South America Calling

Brazilian Soy Exports Start Slow

Brazil's soybean exports have started slowly this season.

Shipments in March totaled 5.59 million metric tons (mmt), which is down from the 6.23 mmt sent during the same month.

The figures reflect less frantic demand from China at the start of the year, which has been met in larger part than usual by the U.S., and delays to the Brazilian harvest as a result of late planting.

Logistical problems caused by the truckers strike also slowed shipments in the first quarter and prompted more customers to seek out U.S. soy.

Brazil has exported just 6.55 mmt of soybeans so far in 2015, down from 9.05 mmt in the first quarter of 2014.

Brazil is set to produce a bumper crop of between 91 mmt and 96 mmt, up 6% to 12% on last year. Shipments are expected to reach 48 mmt in 2015, over 5% higher than last year, according to Abiove, the Brazilian Soy Industry Association.

With Brazil's harvest 69% complete as of Friday and fieldwork basically complete in Mato Grosso, the No. 1 producing state, shipments will pick up further in April and May, typically the busiest export months.
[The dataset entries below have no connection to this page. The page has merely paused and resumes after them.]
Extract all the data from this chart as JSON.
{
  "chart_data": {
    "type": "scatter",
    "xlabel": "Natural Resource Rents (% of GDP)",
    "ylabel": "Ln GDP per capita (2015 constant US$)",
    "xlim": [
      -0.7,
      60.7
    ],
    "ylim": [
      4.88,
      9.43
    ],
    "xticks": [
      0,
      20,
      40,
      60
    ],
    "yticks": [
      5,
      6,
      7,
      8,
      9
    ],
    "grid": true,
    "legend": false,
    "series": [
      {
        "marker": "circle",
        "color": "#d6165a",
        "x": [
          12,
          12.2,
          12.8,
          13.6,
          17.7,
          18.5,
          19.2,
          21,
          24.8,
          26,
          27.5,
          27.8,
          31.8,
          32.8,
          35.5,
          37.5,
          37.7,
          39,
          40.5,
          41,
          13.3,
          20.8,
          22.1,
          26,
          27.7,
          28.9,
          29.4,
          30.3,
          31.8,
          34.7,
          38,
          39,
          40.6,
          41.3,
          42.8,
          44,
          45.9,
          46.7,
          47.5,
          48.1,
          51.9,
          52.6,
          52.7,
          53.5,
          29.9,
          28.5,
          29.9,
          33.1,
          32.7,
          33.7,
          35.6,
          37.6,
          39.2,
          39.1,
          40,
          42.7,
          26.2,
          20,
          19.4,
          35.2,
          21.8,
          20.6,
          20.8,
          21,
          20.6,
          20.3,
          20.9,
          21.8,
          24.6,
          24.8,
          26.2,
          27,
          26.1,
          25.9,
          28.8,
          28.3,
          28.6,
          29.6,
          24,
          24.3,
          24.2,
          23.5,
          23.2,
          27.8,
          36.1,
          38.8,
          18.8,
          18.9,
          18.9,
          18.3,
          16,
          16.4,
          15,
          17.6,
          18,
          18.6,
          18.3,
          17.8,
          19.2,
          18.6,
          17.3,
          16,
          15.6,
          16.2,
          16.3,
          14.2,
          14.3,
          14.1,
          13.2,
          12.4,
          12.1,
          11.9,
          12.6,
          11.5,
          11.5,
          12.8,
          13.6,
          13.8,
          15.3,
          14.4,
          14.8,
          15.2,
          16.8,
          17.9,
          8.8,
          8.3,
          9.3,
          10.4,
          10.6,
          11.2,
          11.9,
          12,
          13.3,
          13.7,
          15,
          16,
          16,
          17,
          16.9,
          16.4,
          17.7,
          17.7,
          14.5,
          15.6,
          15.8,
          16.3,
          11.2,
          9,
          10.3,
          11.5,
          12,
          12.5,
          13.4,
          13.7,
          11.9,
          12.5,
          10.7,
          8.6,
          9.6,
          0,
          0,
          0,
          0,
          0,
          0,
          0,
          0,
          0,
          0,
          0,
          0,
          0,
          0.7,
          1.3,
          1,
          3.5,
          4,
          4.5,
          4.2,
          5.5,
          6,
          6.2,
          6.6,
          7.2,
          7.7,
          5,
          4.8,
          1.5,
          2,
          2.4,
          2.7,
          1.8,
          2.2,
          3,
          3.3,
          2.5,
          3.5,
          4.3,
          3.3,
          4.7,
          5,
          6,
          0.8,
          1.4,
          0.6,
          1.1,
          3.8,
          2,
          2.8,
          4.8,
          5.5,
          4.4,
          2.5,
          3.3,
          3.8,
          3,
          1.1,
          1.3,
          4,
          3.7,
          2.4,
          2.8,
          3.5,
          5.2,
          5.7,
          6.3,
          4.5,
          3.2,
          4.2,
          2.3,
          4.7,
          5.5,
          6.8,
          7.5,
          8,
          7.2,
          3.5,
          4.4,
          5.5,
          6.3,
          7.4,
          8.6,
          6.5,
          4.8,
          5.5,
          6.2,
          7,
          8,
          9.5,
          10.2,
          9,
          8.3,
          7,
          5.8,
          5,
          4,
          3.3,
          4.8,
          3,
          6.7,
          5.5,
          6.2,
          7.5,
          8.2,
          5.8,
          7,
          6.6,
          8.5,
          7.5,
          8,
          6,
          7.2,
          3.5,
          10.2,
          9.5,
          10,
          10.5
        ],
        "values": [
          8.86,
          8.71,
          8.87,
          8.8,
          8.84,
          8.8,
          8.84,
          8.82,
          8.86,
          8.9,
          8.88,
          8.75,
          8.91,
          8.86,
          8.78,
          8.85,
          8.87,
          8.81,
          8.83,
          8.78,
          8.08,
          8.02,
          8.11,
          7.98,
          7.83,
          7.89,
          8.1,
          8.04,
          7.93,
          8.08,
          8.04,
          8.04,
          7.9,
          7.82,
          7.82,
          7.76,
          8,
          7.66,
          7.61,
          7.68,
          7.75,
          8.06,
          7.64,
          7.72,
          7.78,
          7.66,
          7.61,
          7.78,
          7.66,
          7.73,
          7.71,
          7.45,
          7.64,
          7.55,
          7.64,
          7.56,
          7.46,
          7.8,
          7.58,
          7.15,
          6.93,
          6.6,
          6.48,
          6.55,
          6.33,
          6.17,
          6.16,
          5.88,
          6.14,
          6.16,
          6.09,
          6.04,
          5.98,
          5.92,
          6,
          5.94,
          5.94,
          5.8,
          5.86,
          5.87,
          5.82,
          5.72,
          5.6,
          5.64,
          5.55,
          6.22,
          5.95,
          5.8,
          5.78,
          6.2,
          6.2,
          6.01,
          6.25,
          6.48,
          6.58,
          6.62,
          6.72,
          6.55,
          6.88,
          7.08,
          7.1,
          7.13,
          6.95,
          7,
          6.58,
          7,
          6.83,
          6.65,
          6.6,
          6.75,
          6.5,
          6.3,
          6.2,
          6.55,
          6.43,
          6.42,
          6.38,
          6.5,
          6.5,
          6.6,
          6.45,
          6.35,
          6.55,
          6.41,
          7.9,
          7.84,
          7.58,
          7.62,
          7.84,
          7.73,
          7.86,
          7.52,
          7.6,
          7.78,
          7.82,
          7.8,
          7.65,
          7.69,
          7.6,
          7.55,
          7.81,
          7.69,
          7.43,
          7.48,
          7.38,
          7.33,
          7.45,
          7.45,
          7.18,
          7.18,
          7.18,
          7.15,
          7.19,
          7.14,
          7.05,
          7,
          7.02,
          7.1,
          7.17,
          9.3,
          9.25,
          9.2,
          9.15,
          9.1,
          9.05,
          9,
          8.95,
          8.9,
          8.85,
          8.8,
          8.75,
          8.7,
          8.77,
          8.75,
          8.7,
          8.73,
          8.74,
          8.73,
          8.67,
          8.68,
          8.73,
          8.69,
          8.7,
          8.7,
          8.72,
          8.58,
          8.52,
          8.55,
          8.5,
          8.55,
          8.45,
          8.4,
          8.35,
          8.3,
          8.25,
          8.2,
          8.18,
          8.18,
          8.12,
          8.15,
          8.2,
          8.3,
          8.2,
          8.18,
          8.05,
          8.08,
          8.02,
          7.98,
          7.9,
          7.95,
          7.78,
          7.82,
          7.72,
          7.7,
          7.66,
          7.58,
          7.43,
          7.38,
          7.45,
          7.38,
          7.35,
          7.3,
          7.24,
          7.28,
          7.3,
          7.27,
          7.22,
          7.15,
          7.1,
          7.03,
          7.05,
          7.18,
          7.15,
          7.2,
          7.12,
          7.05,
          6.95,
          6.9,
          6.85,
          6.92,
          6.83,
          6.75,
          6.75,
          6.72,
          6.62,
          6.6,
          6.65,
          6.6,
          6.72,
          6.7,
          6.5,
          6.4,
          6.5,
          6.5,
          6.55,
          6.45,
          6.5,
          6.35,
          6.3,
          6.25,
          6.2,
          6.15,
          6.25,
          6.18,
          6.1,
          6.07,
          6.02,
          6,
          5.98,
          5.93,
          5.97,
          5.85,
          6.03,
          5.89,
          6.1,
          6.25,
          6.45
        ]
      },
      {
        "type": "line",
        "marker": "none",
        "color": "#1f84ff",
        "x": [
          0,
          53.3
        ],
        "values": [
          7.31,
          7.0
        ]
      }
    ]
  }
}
Port operations appear to be running smoothly, with only modest waiting times registered at Paranagua and Santos.

The depreciation of the Brazilian real has stimulated local grain business over the last few weeks and should bolster shipments from next month onward. The real has fallen approximately 30% against the dollar since September.

Corn exports totaled 1.78 mmt in February and March, the first two months of the marketing year, up from 1.64 mmt in the same period last year. Brazil's Ag Ministry pegs shipments at 20.5 mmt in 2015-16.